To study the possible interactions of the analogues in the 5-HT_1A receptor, a model of the receptor was constructed using the crystal structure of the human β₂-adrenergic receptor in complex with alprenolol (39) as template. Alprenolol is a beta blocker but also a 5-HT_1A receptor antagonist (38). Docking of the compounds into the orthosteric binding site of the 5-HT_1A receptor model indicated that the compounds are weak 5-HT_1A receptor binders, which is in agreement with the results of the 5-HT_1A receptor in vitro binding studies results (Table S1, supporting information). The experimental 5-HT_1A receptor binding affinities indicated that compound 3 is the strongest 5-HT_1A receptor binder. The best docking score was likewise obtained with compound 3 (-4.56 kcal/mol, Table S1). In comparison, the alprenolol docking scores were -14.42 kcal/mol for the R enantiomer and -19.08 kcal/mol for the S enantiomer. This is also in agreement with experimental results showing that the S-enantiomer binds stronger than the R enantiomer (38). The orientations of both alprenolol enantiomers were furthermore very similar to that of alprenolol in the β₂-adrenergic receptor (rmsd approx. 2 Å). This suggests that the model was suitable for docking of 5-HT_1A receptor binders.

In vivo tests

The in vitro binding affinities of the 6-NQ analogues with the longest alkyl side chains were within the range of known antidepressant drugs (2, 4) and 8 - 12 were hence selected for in vivo testing in mice using the forced swim test developed by Porsolt et al. (40). The forced swim test, also known as the behavioural despair test, is a common way to evaluate the antidepressant effect of compounds in animals (rats or mice). During the test, the animals are forced to swim in a glass cylinder from which they cannot escape. After a short time of vigorous activity, the animals adopt an immobile posture. Administration of antidepressants and psychostimulants reduces the immobility time; however, psychostimulants additionally cause marked motor stimulation (40). The forced swim test is thus often followed by a locomotor activity test.
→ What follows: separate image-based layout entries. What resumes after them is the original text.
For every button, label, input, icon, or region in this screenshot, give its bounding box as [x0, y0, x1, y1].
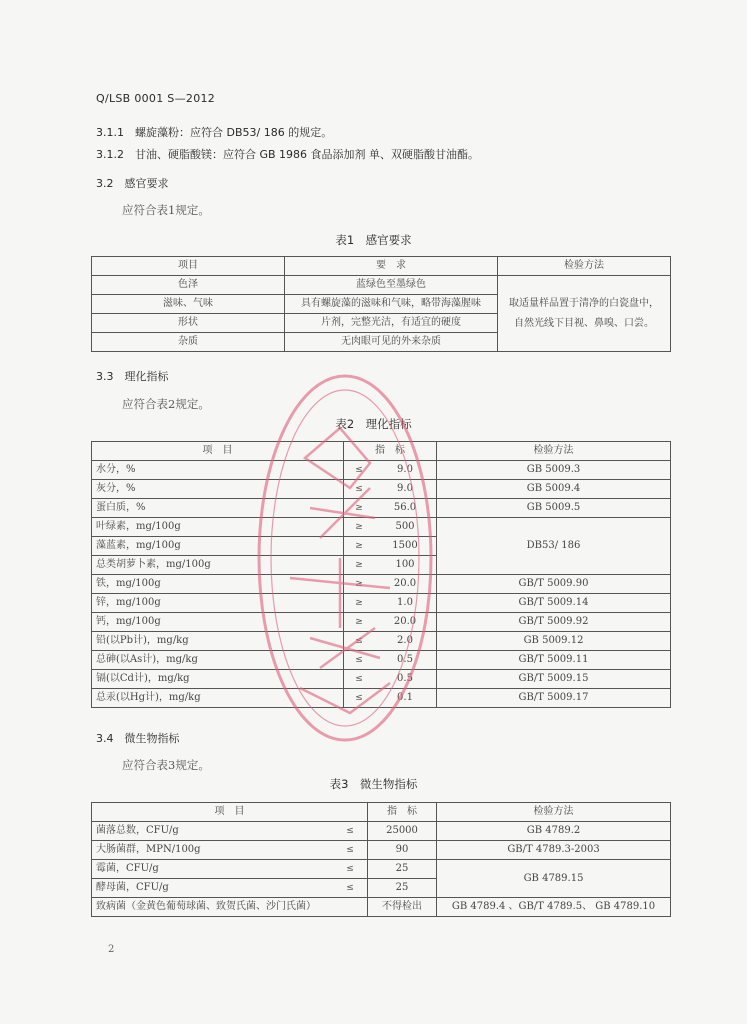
table3-header-method: 检验方法 [437, 803, 671, 822]
table-row [92, 670, 671, 689]
table3-item-text: 菌落总数，CFU/g [96, 825, 179, 836]
table1-sensory [91, 256, 671, 352]
table2-value: 0.5 [397, 654, 413, 665]
section-3-4-intro: 应符合表3规定。 [122, 758, 210, 772]
comparison-symbol: ≥ [355, 598, 363, 608]
comparison-symbol: ≤ [355, 674, 363, 684]
table2-value: 20.0 [393, 578, 417, 589]
table2-header-item: 项 目 [92, 442, 344, 461]
section-3-3-intro: 应符合表2规定。 [122, 397, 210, 411]
table3-header-index: 指 标 [368, 803, 437, 822]
table1-cell-req: 无肉眼可见的外来杂质 [285, 333, 498, 352]
table2-cell-item: 铅(以Pb计)，mg/kg [92, 632, 344, 651]
table3-item-wrap [96, 898, 363, 916]
table1-header-method: 检验方法 [498, 257, 671, 276]
table1-cell-req: 蓝绿色至墨绿色 [285, 276, 498, 295]
comparison-symbol: ≥ [355, 617, 363, 627]
table2-cell-index [344, 556, 437, 575]
table3-cell-value: 90 [368, 841, 437, 860]
table3-item-text: 酵母菌，CFU/g [96, 882, 169, 893]
comparison-symbol: ≤ [346, 883, 354, 893]
table2-cell-index [344, 632, 437, 651]
table3-cell-item [92, 898, 368, 917]
comparison-symbol: ≤ [346, 826, 354, 836]
table2-index-wrap [344, 480, 436, 498]
table3-body [92, 822, 671, 917]
table2-header-method: 检验方法 [437, 442, 671, 461]
table2-cell-index [344, 461, 437, 480]
table2-value: 9.0 [397, 464, 413, 475]
table2-header-index: 指 标 [344, 442, 437, 461]
table2-index-wrap [344, 632, 436, 650]
section-3-3-title: 3.3 理化指标 [96, 370, 169, 383]
table3-cell-method: GB 4789.4 、GB/T 4789.5、 GB 4789.10 [437, 898, 671, 917]
table2-cell-method: DB53/ 186 [437, 518, 671, 575]
comparison-symbol: ≥ [355, 579, 363, 589]
clause-3-1-2: 3.1.2 甘油、硬脂酸镁：应符合 GB 1986 食品添加剂 单、双硬脂酸甘油酯。 [96, 148, 480, 161]
table2-index-wrap [344, 461, 436, 479]
table2-cell-method: GB/T 5009.90 [437, 575, 671, 594]
table-row [92, 841, 671, 860]
table2-cell-item: 总砷(以As计)，mg/kg [92, 651, 344, 670]
table-row [92, 594, 671, 613]
section-3-2-title: 3.2 感官要求 [96, 177, 169, 190]
table-row [92, 860, 671, 879]
table3-cell-value: 不得检出 [368, 898, 437, 917]
table2-index-wrap [344, 613, 436, 631]
comparison-symbol: ≤ [355, 655, 363, 665]
table2-index-wrap [344, 556, 436, 574]
table1-method-line2: 自然光线下目视、鼻嗅、口尝。 [514, 317, 654, 329]
table2-value: 1.0 [397, 597, 413, 608]
table2-index-wrap [344, 499, 436, 517]
table3-item-wrap [96, 841, 363, 859]
table1-cell-req: 片剂，完整光洁，有适宜的硬度 [285, 314, 498, 333]
table2-physicochemical [91, 441, 671, 708]
table2-cell-index [344, 537, 437, 556]
table2-cell-index [344, 594, 437, 613]
table2-cell-item: 镉(以Cd计)，mg/kg [92, 670, 344, 689]
table2-cell-method: GB 5009.3 [437, 461, 671, 480]
table2-cell-index [344, 670, 437, 689]
table3-item-wrap [96, 822, 363, 840]
table2-cell-index [344, 480, 437, 499]
table1-header-requirement: 要 求 [285, 257, 498, 276]
table2-value: 1500 [392, 540, 418, 551]
table2-cell-method: GB 5009.12 [437, 632, 671, 651]
comparison-symbol: ≤ [355, 465, 363, 475]
table2-cell-index [344, 689, 437, 708]
table2-cell-item: 水分，% [92, 461, 344, 480]
table2-cell-item: 铁，mg/100g [92, 575, 344, 594]
table3-cell-method: GB 4789.2 [437, 822, 671, 841]
table2-value: 0.1 [397, 692, 413, 703]
table2-value: 20.0 [393, 616, 417, 627]
table-row [92, 575, 671, 594]
table1-cell-item: 杂质 [92, 333, 285, 352]
table2-cell-method: GB 5009.5 [437, 499, 671, 518]
table-row [92, 632, 671, 651]
table2-index-wrap [344, 651, 436, 669]
table2-cell-item: 钙，mg/100g [92, 613, 344, 632]
table3-cell-value: 25 [368, 879, 437, 898]
table-row [92, 898, 671, 917]
table2-cell-index [344, 613, 437, 632]
table3-cell-value: 25000 [368, 822, 437, 841]
table3-item-text: 致病菌（金黄色葡萄球菌、致贺氏菌、沙门氏菌） [96, 901, 316, 912]
table1-cell-req: 具有螺旋藻的滋味和气味，略带海藻腥味 [285, 295, 498, 314]
table3-item-text: 霉菌，CFU/g [96, 863, 159, 874]
table-row [92, 651, 671, 670]
table-row [92, 518, 671, 537]
table2-body [92, 461, 671, 708]
table1-caption: 表1 感官要求 [335, 233, 412, 247]
comparison-symbol: ≥ [355, 560, 363, 570]
table2-cell-item: 锌，mg/100g [92, 594, 344, 613]
table3-microbiological [91, 802, 671, 917]
table2-value: 9.0 [397, 483, 413, 494]
table2-index-wrap [344, 518, 436, 536]
table2-cell-index [344, 518, 437, 537]
table1-cell-item: 滋味、气味 [92, 295, 285, 314]
comparison-symbol: ≥ [355, 522, 363, 532]
table-row [92, 689, 671, 708]
table3-item-text: 大肠菌群，MPN/100g [96, 844, 201, 855]
table1-method-line1: 取适量样品置于清净的白瓷盘中， [509, 297, 659, 309]
table2-index-wrap [344, 594, 436, 612]
table2-cell-index [344, 651, 437, 670]
table2-value: 2.0 [397, 635, 413, 646]
table2-index-wrap [344, 689, 436, 707]
table1-cell-method [498, 276, 671, 352]
table2-caption: 表2 理化指标 [335, 417, 412, 431]
table2-cell-item: 总类胡萝卜素，mg/100g [92, 556, 344, 575]
table1-cell-item: 色泽 [92, 276, 285, 295]
comparison-symbol: ≥ [355, 541, 363, 551]
table3-cell-item [92, 860, 368, 879]
page-number: 2 [108, 944, 115, 955]
comparison-symbol: ≤ [355, 693, 363, 703]
table2-cell-method: GB/T 5009.15 [437, 670, 671, 689]
table2-cell-index [344, 499, 437, 518]
table1-cell-item: 形状 [92, 314, 285, 333]
table2-value: 56.0 [393, 502, 417, 513]
comparison-symbol: ≥ [355, 503, 363, 513]
table-row [92, 499, 671, 518]
table3-cell-item [92, 841, 368, 860]
table2-index-wrap [344, 537, 436, 555]
table-row [92, 461, 671, 480]
table2-value: 500 [395, 521, 415, 532]
table3-cell-method: GB/T 4789.3-2003 [437, 841, 671, 860]
table2-cell-method: GB/T 5009.11 [437, 651, 671, 670]
table2-cell-method: GB/T 5009.92 [437, 613, 671, 632]
table2-value: 0.5 [397, 673, 413, 684]
comparison-symbol: ≤ [346, 845, 354, 855]
section-3-2-intro: 应符合表1规定。 [122, 203, 210, 217]
table2-cell-item: 总汞(以Hg计)，mg/kg [92, 689, 344, 708]
table3-cell-method: GB 4789.15 [437, 860, 671, 898]
table3-cell-item [92, 879, 368, 898]
section-3-4-title: 3.4 微生物指标 [96, 732, 180, 745]
comparison-symbol: ≤ [346, 864, 354, 874]
table-row [92, 613, 671, 632]
table3-cell-value: 25 [368, 860, 437, 879]
table2-cell-method: GB 5009.4 [437, 480, 671, 499]
table2-cell-method: GB/T 5009.14 [437, 594, 671, 613]
table3-item-wrap [96, 879, 363, 897]
table2-cell-item: 叶绿素，mg/100g [92, 518, 344, 537]
clause-3-1-1: 3.1.1 螺旋藻粉：应符合 DB53/ 186 的规定。 [96, 126, 333, 139]
table2-value: 100 [395, 559, 415, 570]
table-row [92, 822, 671, 841]
table2-cell-item: 蛋白质，% [92, 499, 344, 518]
table2-index-wrap [344, 575, 436, 593]
comparison-symbol: ≤ [355, 636, 363, 646]
table3-item-wrap [96, 860, 363, 878]
table-row [92, 480, 671, 499]
table2-cell-index [344, 575, 437, 594]
table2-cell-method: GB/T 5009.17 [437, 689, 671, 708]
comparison-symbol: ≤ [355, 484, 363, 494]
table3-caption: 表3 微生物指标 [329, 777, 418, 791]
table2-cell-item: 灰分，% [92, 480, 344, 499]
table2-cell-item: 藻蓝素，mg/100g [92, 537, 344, 556]
table1-header-item: 项目 [92, 257, 285, 276]
table3-header-item: 项 目 [92, 803, 368, 822]
table3-cell-item [92, 822, 368, 841]
standard-number-header: Q/LSB 0001 S—2012 [96, 92, 216, 105]
table2-index-wrap [344, 670, 436, 688]
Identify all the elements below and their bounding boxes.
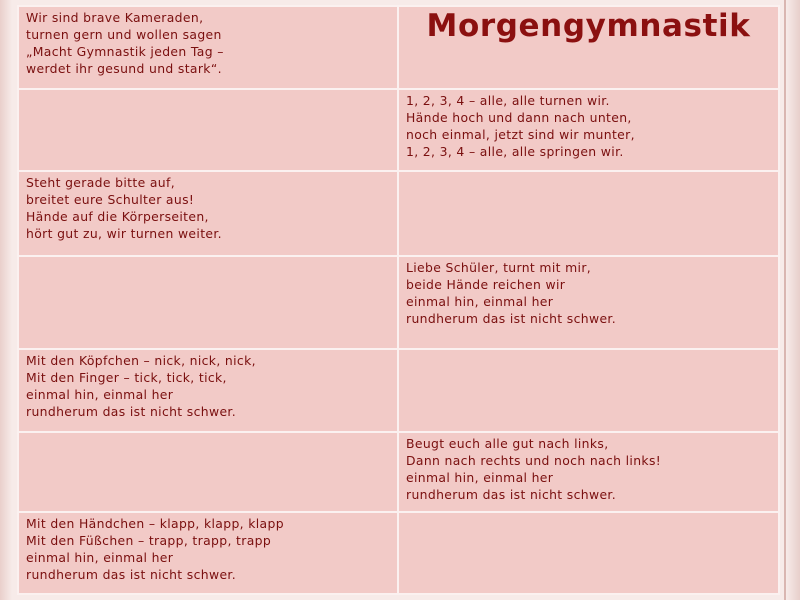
title-cell [398,6,779,89]
empty-cell-left [18,89,398,171]
stanza-cell-left: Steht gerade bitte auf, breitet eure Schulter aus! Hände auf die Körperseiten, hört gut zu, wir turnen weiter. [18,171,398,256]
stanza-cell-left: Mit den Händchen – klapp, klapp, klapp Mit den Füßchen – trapp, trapp, trapp einmal hin, einmal her rundherum das ist nicht schwer. [18,512,398,594]
stanza-cell-left: Mit den Köpfchen – nick, nick, nick, Mit den Finger – tick, tick, tick, einmal hin, einmal her rundherum das ist nicht schwer. [18,349,398,432]
page-edge [784,0,786,600]
stanza-cell-right: Liebe Schüler, turnt mit mir, beide Hände reichen wir einmal hin, einmal her rundherum das ist nicht schwer. [398,256,779,349]
empty-cell-right [398,171,779,256]
stanza-cell-right: Beugt euch alle gut nach links, Dann nach rechts und noch nach links! einmal hin, einmal her rundherum das ist nicht schwer. [398,432,779,512]
poem-table [17,5,780,595]
table-row [18,432,779,512]
page-title: Morgengymnastik [426,8,751,44]
table-row [18,89,779,171]
empty-cell-left [18,256,398,349]
table-row [18,6,779,89]
stanza-cell-left: Wir sind brave Kameraden, turnen gern und wollen sagen „Macht Gymnastik jeden Tag – werdet ihr gesund und stark“. [18,6,398,89]
table-row [18,171,779,256]
empty-cell-left [18,432,398,512]
table-row [18,512,779,594]
empty-cell-right [398,349,779,432]
table-row [18,256,779,349]
stanza-cell-right: 1, 2, 3, 4 – alle, alle turnen wir. Hände hoch und dann nach unten, noch einmal, jetzt sind wir munter, 1, 2, 3, 4 – alle, alle springen wir. [398,89,779,171]
table-row [18,349,779,432]
empty-cell-right [398,512,779,594]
The results of the forced swim test showed that 8 (20 mg/kg) and 10 (5 mg/kg) caused a reduction in mice immobility time by 15 % and 12 %, respectively, whereas 12 reduced the immobility time by 10 % and 8 % at doses of 5 and 10 mg/kg, respectively (Figure 4). 9 and 11 were ineffective (Figure 4). The results of the locomotor activity test indicated that the reduced immobility time observed in the forced swim test after administration of 8, 10 and 12 was not the result of increased spontaneous locomotor activity (Table 2).

Figure 4.

Effects of 8 (A), 9 (B), 10 (C), 11 (D) and 12 (E) in the forced swim test in Albino Swiss mice. Each bar represents the mean ± SEM of 9-10 mice. All analogues were injected 30 min before the test. *p<0.05 vs. respective vehicle group (Dunnett’s test).

Table 2.

Effect of 8 (20 mg/kg), 10 (5 mg/kg) and 12 (10 mg/kg) on mice locomotor activity.

Treatment	Locomotor activity
	6 minutes	30 minutes
Vehicle	554 ± 46	1514 ± 173
8	453 ± 41	1409 ± 199
10	239 ± 41***	897 ± 120**
12	628 ± 55	1774 ± 187

Number of light beam crossings ± S.E.M. 8, 10 and 12 were injected ip 30 min before the test.

^***p<0.001,

^**p<0.01 vs. vehicle group, (n=10). 6 minutes: F(2,27)=18.47, P<0.001; 30 minutes: F(2,27)=6.505, P<0.01.

CONCLUSION

In this study, a combination of in vitro, in silico and in vivo approaches has been used to evaluate twelve 6-nitroquipazine analogues (1 - 12). The in vitro binding studies showed that the analogues with the longest side chains were high-affinity SERT inhibitors, though their affinity in the 5-HT_1A receptor was low. Three analogues were found to have moderate antidepressant activity in the in vivo Porsolt forced swim test (8, 10 and 12). A reason for the moderate antidepressant activity may the polar head group of the compounds that may contribute to low bioavailability and low concentration of the compounds at the site of action.